MySQL Cluster and NUMA
By LinuxJedi on Jul 12, 2010
One problem with MySQL Cluster we are starting to see quite often is to do with the current generation of Xeon processors. This post outlines the problem and how to avoid it.
With the Nehalem based Intel Xeons (and also in some older AMD CPUs) they add a technology called NUMA (Non-Uniform Memory Access). This basically gives each CPU its own bank of memory instead of all CPUs accessing all the memory. For many applications this means much faster memory access. You should be able to see if NUMA is on by looking for it in dmesg.

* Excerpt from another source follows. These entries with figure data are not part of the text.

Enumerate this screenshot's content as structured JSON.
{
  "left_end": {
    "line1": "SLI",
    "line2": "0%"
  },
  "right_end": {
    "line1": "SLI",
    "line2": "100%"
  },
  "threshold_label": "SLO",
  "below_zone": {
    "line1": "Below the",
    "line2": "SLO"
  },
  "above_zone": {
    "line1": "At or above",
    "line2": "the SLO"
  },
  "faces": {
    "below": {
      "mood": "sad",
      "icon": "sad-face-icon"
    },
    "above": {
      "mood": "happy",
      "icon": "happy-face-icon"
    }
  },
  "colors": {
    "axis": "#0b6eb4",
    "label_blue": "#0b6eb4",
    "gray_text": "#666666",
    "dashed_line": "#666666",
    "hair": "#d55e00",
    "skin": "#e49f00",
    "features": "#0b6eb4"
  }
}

So why is this a bad thing?
MySQL Cluster data nodes typically require a large portion of the memory, this means very often that one CPU will need to access the memory from another other CPU. This in general is quite slow, on a busy cluster we have seen this access take 100ms - 500ms! MySQL Cluster is real-time and is not a happy bunny when there are things stopping it becoming real-time. Therefore typically watchdog timeouts are very regular in NUMA based systems.
So, how can this be improved?
For starters NUMA is easy to turn off, simply add the kernel boot option numa=off. We have also observed that later Linux kernels (around 2.6.30) have improved the scheduler for NUMA and appear to be friendlier to MySQL Cluster. But I would personally recommend turning it off even with newer kernels.

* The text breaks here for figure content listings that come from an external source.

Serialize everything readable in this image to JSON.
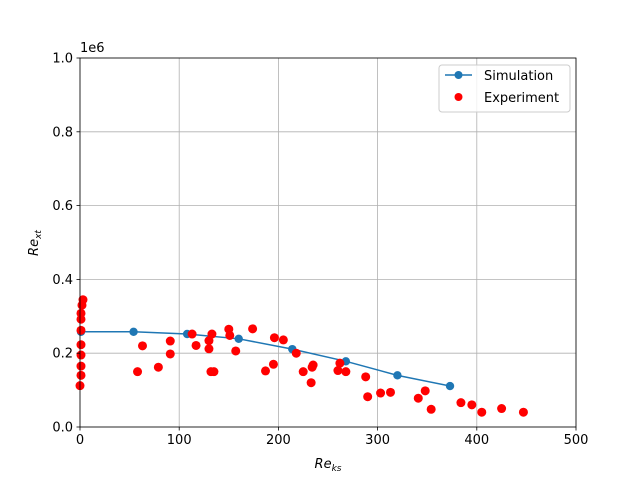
{
  "chart_data": {
    "type": "scatter",
    "title": "",
    "xlabel": "Re_ks",
    "ylabel": "Re_xt",
    "offset_label": "1e6",
    "xlim": [
      0,
      500
    ],
    "ylim": [
      0,
      1000000
    ],
    "x_ticks": [
      0,
      100,
      200,
      300,
      400,
      500
    ],
    "y_ticks": [
      0.0,
      0.2,
      0.4,
      0.6,
      0.8,
      1.0
    ],
    "y_tick_labels": [
      "0.0",
      "0.2",
      "0.4",
      "0.6",
      "0.8",
      "1.0"
    ],
    "grid": true,
    "legend_position": "upper right",
    "series": [
      {
        "name": "Simulation",
        "kind": "line-marker",
        "color": "#1f77b4",
        "points": [
          [
            1,
            258000
          ],
          [
            54,
            258000
          ],
          [
            108,
            252000
          ],
          [
            160,
            239000
          ],
          [
            214,
            211000
          ],
          [
            268,
            178000
          ],
          [
            320,
            140000
          ],
          [
            373,
            111000
          ]
        ]
      },
      {
        "name": "Experiment",
        "kind": "scatter",
        "color": "#ff0000",
        "points": [
          [
            0,
            112000
          ],
          [
            1,
            140000
          ],
          [
            1,
            165000
          ],
          [
            1,
            195000
          ],
          [
            1,
            223000
          ],
          [
            1,
            262000
          ],
          [
            1,
            292000
          ],
          [
            1,
            308000
          ],
          [
            2,
            330000
          ],
          [
            3,
            345000
          ],
          [
            58,
            150000
          ],
          [
            63,
            220000
          ],
          [
            79,
            162000
          ],
          [
            91,
            198000
          ],
          [
            91,
            233000
          ],
          [
            113,
            252000
          ],
          [
            117,
            221000
          ],
          [
            130,
            212000
          ],
          [
            130,
            234000
          ],
          [
            132,
            150000
          ],
          [
            133,
            252000
          ],
          [
            135,
            150000
          ],
          [
            150,
            265000
          ],
          [
            151,
            248000
          ],
          [
            157,
            206000
          ],
          [
            174,
            266000
          ],
          [
            187,
            152000
          ],
          [
            195,
            170000
          ],
          [
            196,
            242000
          ],
          [
            205,
            236000
          ],
          [
            218,
            200000
          ],
          [
            225,
            150000
          ],
          [
            233,
            120000
          ],
          [
            234,
            162000
          ],
          [
            235,
            168000
          ],
          [
            260,
            153000
          ],
          [
            262,
            173000
          ],
          [
            268,
            150000
          ],
          [
            288,
            136000
          ],
          [
            290,
            82000
          ],
          [
            303,
            92000
          ],
          [
            313,
            94000
          ],
          [
            341,
            78000
          ],
          [
            348,
            98000
          ],
          [
            354,
            48000
          ],
          [
            384,
            66000
          ],
          [
            395,
            60000
          ],
          [
            405,
            40000
          ],
          [
            425,
            50000
          ],
          [
            447,
            40000
          ]
        ]
      }
    ]
  }
}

What else can cause problems?
We do not yet have as much data on this, but it is also believed that dynamic CPU clocking can also cause similar issues. If the data node is not busy the CPU is clocked down which then causes timing issues for cluster. I would recommend setting the CPU to full performance settings where possible.
Edit: Mat Keep has confirmed that dynamic CPU clocking certainly causes performance issues in the comments.
Hyper-threading can also be a killer. If you have a 4 core CPU with hyper-threading it shows as 8 cores, but since these are not full cores setting MaxNoOfExectionThreads=8 can cause a lot of contention. In most cases you do not need to turn hyper-threading off but do not try to give the CPUs more workload than they can handle.